Avant cela, Anouar et Marion avaient mis en place Visit Maghreb, la première agence de développement touristique auprès des agences de voyage en Inde et en Asie du sud. « Maghreb expérience donne le chance aux touristes de découvrir la région Maghreb à travers les yeux de ce qu’on appelle les Maghreb makers, les hommes et les femmes qui, font vivre le Maghreb aujourd’hui. » Et ce que fait la plateforme fait vivre également, car pendant la pandémie, elle a permis à des artisans locaux de vivre de leurs activités alors que l’activité touristique étaient au point mort. « Maghreb Expérience veut révolutionner les codes du voyage au Maghreb et changer le narratif sur la région, en mettant en lumière la richesse et la diversités des cultures maghrébine. »

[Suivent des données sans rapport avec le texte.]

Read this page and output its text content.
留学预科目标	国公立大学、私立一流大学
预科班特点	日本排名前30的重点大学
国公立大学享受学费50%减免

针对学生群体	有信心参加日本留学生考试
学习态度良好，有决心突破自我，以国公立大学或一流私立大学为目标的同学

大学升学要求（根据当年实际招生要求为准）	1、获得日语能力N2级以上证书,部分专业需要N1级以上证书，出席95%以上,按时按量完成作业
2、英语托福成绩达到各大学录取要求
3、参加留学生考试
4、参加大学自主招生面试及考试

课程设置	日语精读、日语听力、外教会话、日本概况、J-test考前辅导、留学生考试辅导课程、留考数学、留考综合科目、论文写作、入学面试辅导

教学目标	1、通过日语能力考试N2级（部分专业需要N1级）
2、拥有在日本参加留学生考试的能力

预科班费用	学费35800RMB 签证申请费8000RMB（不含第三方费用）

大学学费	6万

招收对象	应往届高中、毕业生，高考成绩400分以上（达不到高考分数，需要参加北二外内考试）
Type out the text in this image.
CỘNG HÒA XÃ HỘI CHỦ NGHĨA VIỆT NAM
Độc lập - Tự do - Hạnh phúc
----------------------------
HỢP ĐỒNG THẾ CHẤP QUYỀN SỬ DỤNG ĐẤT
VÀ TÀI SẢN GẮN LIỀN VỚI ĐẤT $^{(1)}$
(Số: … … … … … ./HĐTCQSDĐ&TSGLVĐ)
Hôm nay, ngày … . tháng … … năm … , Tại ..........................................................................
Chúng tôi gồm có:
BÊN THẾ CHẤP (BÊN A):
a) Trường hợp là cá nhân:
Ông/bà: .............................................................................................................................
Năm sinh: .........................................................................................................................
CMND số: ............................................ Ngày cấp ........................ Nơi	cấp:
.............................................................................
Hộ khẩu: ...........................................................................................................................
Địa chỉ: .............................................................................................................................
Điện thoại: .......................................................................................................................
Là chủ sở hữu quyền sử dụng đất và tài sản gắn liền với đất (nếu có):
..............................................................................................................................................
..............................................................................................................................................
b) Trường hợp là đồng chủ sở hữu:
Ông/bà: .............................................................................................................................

Focalisée sur les trois pays du Maghreb, Maroc, Algérie et Tunisie, pour l’heure, la plateforme envisage de diversifier ses activités ainsi que sa cible. « Nous allons proposer à des acteurs du secteur, des hôtels par exemple, de travailler sur leur branding, à travers des expériences virtuelles ».
« Les visites virtuelles sont l’outil qui permettra d'attirer plus de visiteurs, de susciter l'intérêt et d'instaurer la confiance avec les clients pour ceux qui peuvent voyager »
À Kigali aussi, Patrick KARANGWA croit dur comme fer au potentiel de ces environnements immersifs. Pour notre interlocuteur, c’est une évidence, « les visites virtuelles sont l’outil qui permettra d'attirer plus de visiteurs, de susciter l'intérêt et d'instaurer la confiance avec les clients pour ceux qui peuvent voyager ». Sans parler du coût, puisque cette formule devrait rester « une alternative abordable pour ceux qui ne peuvent pas se permettre de voyager ou pour ceux qui souhaitent apprendre et explorer le monde », conclut le chef d’entreprise rwandais.
Reste à définir un modèle économique qui fasse sens pour tous, le tourisme virtuel cherchant toujours sa voie entre la nécessité de dépenser de l’argent pour promouvoir une destination donnée, et le besoin de se faire rémunérer pour un service innovant.